Smutne wieści dla sympatyków Jennifer Aniston. Aktorka poinformowała, że jej mama, Nancy Dow, zmarła w wieku 79 lat po długiej walce z chorobą.
Aktorka w rozmowie z magazynem People wyznała, że jej matka przez wiele lat zmagała się z poważną chorobą. Ale unikała wywlekania rodzinnych kwestii jak ognia. Nie chciała poruszać tematu relacji z mamą. Media podają, że Jennifer Aniston, ogłoszona niedawno najpiękniejszą kobietą świata, niedawno porozumiała się z matką i odwiedziła ją pierwszy raz od 5 lat. Panie były skonfliktowane, co też nie było tajemnicą. Jennifer Aniston twierdziła, że nie potrafi znaleźć porozumienia z matką, a ich kontakt znacząco pogorszył się po wydaniu przez Nancy Dow książki o swojej córce, skądinąd bardzo intymnej. Konflikt osiągnął taką skalę, że Jennifer Aniston nie zaprosiła matki na swój ślub z Justinem Theroux w 2015 roku.

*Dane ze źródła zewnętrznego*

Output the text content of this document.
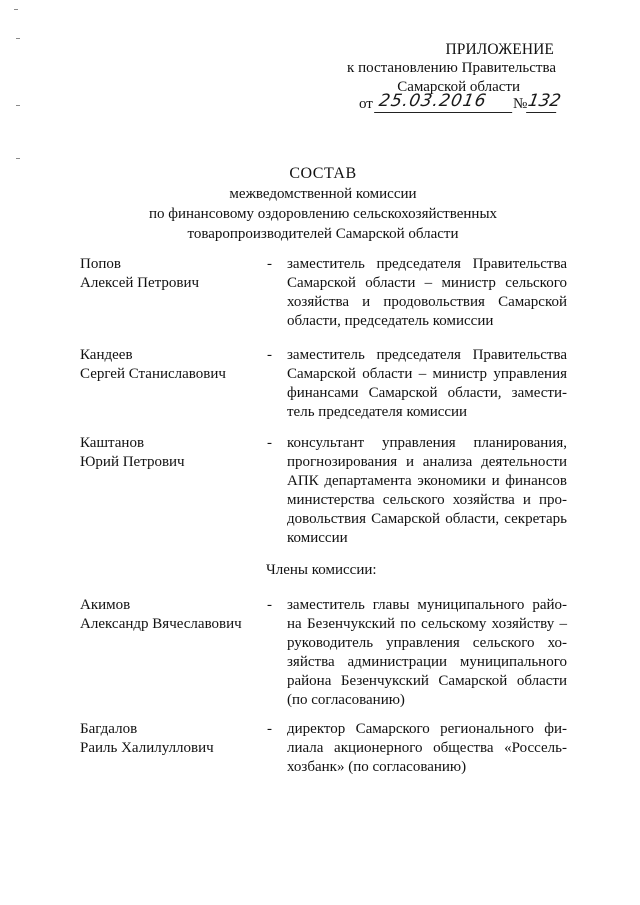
ПРИЛОЖЕНИЕ
к постановлению Правительства
Самарской области
от 25.03.2016	№ 132
СОСТАВ
межведомственной комиссии
по финансовому оздоровлению сельскохозяйственных
товаропроизводителей Самарской области
Попов
Алексей Петрович
-	заместитель председателя Правительства
Самарской области – министр сельского
хозяйства и продовольствия Самарской
области, председатель комиссии
Кандеев
Сергей Станиславович
-	заместитель председателя Правительства
Самарской области – министр управления
финансами Самарской области, замести-
тель председателя комиссии
Каштанов
Юрий Петрович
-	консультант управления планирования,
прогнозирования и анализа деятельности
АПК департамента экономики и финансов
министерства сельского хозяйства и про-
довольствия Самарской области, секретарь
комиссии
Члены комиссии:
Акимов
Александр Вячеславович
-	заместитель главы муниципального райо-
на Безенчукский по сельскому хозяйству –
руководитель управления сельского хо-
зяйства администрации муниципального
района Безенчукский Самарской области
(по согласованию)
Багдалов
Раиль Халилуллович
-	директор Самарского регионального фи-
лиала акционерного общества «Россель-
хозбанк» (по согласованию)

Mama Jennifer Aniston nie żyje
Jednak ból po stracie bliskiej osoby, nawet, jeśli kontakt był umiarkowany, jest silny, a cała sytuacja niezwykle dotknęła Aniston. Na początku maja odwiedziła chorą matkę z zamiarem pogodzenia się. Już wtedy było wiadomo, że dni Nancy Dow są policzone. Aktorka często wspominała w wywiadach, że była ostrop krytykowana przez mamę, a jej dzieciństwo nie należało do szczęśliwych. Aniston wydała oświadczenie w jednym zdaniu.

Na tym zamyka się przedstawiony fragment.